Caroline Williams

Caroline Williams is a scholar of Islamic art and architecture, with an expertise in the architecture of Cairo. After receiving a BA from Radcliffe College in history, Caroline traveled through East and Southeast Asia, India, the Fertile Crescent, and the Mediterranean. It was during this trip in 1962 that she first visited Egypt and developed an interest in its history and architecture. After 1962, she returned to Harvard to complete a masters in Middle Eastern Studies and then attended the American University in Cairo, where she earned a second masters in Islamic Art and Architecture.
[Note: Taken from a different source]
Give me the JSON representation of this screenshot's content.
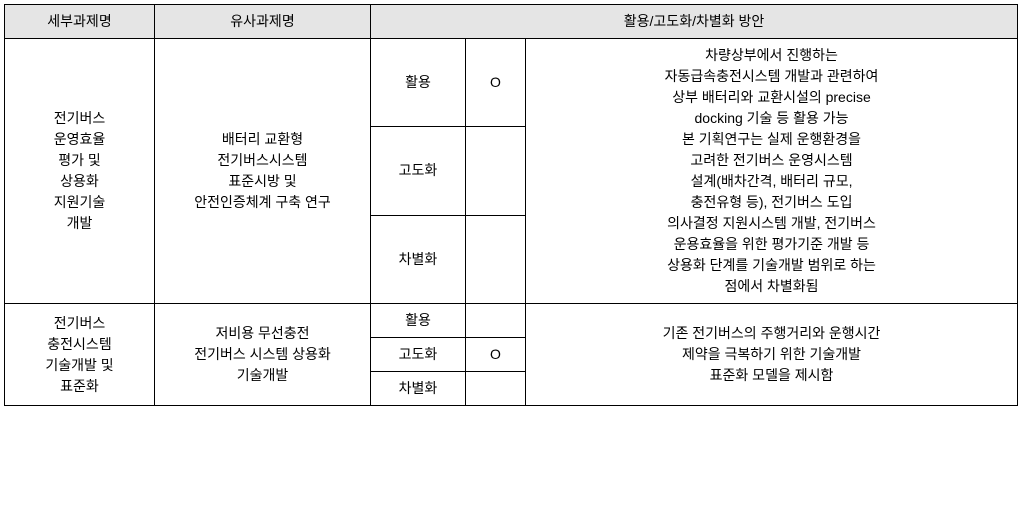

In Cairo, she met her future husband John Alden Williams, who was at that time the director of the Center of Arabic Studies at AUC and a professor of Islamic civilization.

As an independent Scholar, Caroline has lectured and published articles dealing with Cairo in its various guises: as a city shaped by historic and contemporary forces; as a repository of the most concentrated, most varied and most chronologically extended collection of Islamic monuments; as a city discovered in the 19th century by Western artists; and finally as a patrimony described anew by Egyptian artists in the 20th century. In 1985 Caroline published The Islamic Monuments of Cairo: The Practical Guide. Over the years the book has been expanded and updated, and in 2018, it appeared again in its seventh edition. She has taught courses in art and architecture in the United States and Egypt, and has been an escort-lecturer on various art and academic tours in Egypt, Syria, Morocco, Tunisia and Spain.

Caroline and John Williams took thousands of photographs in Egypt and other parts of the Middle East as part of their research on art and architecture. Some of these have been published as part of their research, and a sample of the collection formed one of the earliest groups of images available on the Archnet Digital Library. Caroline Williams donated the majority of their collection of 35 mm slides to the Aga Khan Documentation Center at MIT in 2017, where they are housed in the original slide cabinets and available for research and reference.